“另外,我在這里講一個真實的經歷,我記得那是2009年我剛到斯坦福大學,為了盡快熟悉當地的環境,我在一家餐廳認識了一位同胞。
他也是聽朋友介紹期望著來美國淘金,但沒有一技之長又不懂當地語言的他更本找不到合適的工作,而沒有工作就意味著拿不到工作簽證。
沒辦法,為了生存,為了給自己爭一口氣,他只能在一家餐廳里面做雜工來養活自己,可能大家不太明白雜工是什么。
在餐廳里面,雜工的地位是最低的,他們干著服務員的活,但是他們連收小費的資格都沒有,這就是普通人在西方的現狀。”
聽到余江的訴說,主持人楊蘭也對這位同胞很是同情,于是問道。“然后呢?他沒有回國嗎?”

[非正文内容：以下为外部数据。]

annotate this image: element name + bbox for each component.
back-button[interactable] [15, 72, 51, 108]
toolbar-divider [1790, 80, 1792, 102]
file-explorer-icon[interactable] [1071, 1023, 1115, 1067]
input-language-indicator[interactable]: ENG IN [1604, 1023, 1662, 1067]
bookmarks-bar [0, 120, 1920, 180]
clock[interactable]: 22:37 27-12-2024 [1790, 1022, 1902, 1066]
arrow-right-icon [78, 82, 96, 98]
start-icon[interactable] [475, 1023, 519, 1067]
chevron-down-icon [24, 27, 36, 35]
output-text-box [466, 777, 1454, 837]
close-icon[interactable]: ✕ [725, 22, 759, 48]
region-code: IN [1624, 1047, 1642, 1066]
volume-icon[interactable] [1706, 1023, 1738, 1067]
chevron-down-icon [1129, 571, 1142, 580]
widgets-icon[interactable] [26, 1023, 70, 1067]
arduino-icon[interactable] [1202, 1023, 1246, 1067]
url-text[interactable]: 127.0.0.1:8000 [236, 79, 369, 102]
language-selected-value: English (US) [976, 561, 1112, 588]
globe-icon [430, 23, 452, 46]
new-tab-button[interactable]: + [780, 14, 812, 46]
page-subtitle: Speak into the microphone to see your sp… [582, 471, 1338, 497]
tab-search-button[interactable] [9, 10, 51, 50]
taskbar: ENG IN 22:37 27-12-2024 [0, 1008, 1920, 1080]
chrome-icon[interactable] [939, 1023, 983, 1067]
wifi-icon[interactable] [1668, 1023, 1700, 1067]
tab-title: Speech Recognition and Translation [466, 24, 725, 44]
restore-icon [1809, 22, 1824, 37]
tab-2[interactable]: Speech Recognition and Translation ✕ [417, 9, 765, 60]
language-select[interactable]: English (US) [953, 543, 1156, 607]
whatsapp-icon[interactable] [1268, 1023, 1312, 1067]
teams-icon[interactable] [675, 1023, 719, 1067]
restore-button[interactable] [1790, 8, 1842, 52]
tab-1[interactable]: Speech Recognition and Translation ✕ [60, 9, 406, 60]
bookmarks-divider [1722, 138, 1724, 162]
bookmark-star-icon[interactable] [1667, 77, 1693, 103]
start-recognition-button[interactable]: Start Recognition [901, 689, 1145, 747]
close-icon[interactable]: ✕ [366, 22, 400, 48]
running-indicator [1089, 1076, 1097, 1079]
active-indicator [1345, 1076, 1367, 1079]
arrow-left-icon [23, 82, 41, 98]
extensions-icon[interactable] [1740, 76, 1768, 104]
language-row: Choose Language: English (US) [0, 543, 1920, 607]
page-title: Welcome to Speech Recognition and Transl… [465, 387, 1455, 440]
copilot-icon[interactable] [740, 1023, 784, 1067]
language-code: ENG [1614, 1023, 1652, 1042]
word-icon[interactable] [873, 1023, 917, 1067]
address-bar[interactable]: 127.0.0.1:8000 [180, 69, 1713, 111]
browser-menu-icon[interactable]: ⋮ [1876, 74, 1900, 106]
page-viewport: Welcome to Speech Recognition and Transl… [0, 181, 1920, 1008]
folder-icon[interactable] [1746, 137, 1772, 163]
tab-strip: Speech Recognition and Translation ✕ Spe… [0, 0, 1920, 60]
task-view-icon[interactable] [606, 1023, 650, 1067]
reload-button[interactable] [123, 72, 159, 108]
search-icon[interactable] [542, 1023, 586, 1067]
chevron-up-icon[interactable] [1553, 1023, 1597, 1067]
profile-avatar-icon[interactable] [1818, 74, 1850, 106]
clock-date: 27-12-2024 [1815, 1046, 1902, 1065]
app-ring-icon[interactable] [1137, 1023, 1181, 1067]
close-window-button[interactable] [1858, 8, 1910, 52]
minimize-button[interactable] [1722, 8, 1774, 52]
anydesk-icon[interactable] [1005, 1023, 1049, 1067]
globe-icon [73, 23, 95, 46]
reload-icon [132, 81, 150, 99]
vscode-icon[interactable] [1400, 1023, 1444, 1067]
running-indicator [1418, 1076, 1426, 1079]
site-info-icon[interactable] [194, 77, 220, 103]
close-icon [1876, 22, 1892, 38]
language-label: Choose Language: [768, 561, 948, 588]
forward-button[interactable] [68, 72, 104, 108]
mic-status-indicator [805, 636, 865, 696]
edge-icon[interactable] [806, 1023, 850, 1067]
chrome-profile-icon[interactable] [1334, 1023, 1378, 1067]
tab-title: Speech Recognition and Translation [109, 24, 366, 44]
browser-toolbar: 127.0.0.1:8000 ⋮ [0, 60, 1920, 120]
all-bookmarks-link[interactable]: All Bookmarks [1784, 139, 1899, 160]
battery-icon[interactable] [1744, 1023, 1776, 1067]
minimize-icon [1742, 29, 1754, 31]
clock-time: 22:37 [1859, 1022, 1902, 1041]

“當時我和他說,我幫你訂回國的機票吧,你回國怎么樣都不至于這樣,可他最后還是拒絕了。”余江心情沉重的搖了搖頭后說道。
“為什么?”楊蘭疑惑的問道,這一刻她好像已經不在是一個主持人了,她被這個故事吸引了。
“我清楚的記得他和我說這段話臉上的表情,堅毅,決然。他說我沒臉回去,為了出國把家里的宅基地都賣了,他不想這么灰溜溜的回去,他想衣錦還鄉。”
“那后來呢?你還見過這位同胞嗎?”楊蘭追問道。
“見過,在新聞上見過,他死了,因為生病沒錢治療。”余江沉重的說道。
這個故事是真實的,這是余江穿越前原主人就已經存在的記憶。
而聽完余江的話后,整個演播廳都陷入了沉靜,這個故事是在警告那些懷揣著出國淘金夢,那些有著不切實際想法的人要珍惜自己的生命。
因為這段沉重的故事,大家的的情緒都不太好,于是導演暫停了錄制,讓大家休息緩和一下情緒。
休息了10多分鐘后,節目繼續錄制,主持人楊蘭按照提問稿繼續的向余江提問。
余江也很配合,不管什么問題,他都沒有回避,能說的他都做到了知無不言。
很快節目錄制到了尾聲,楊蘭向余江提出了最后一個問題。
“那么余總,作為當代年輕人的表率,和十大杰出青年,你有什么話對當下的年輕人還有自己說的嗎?”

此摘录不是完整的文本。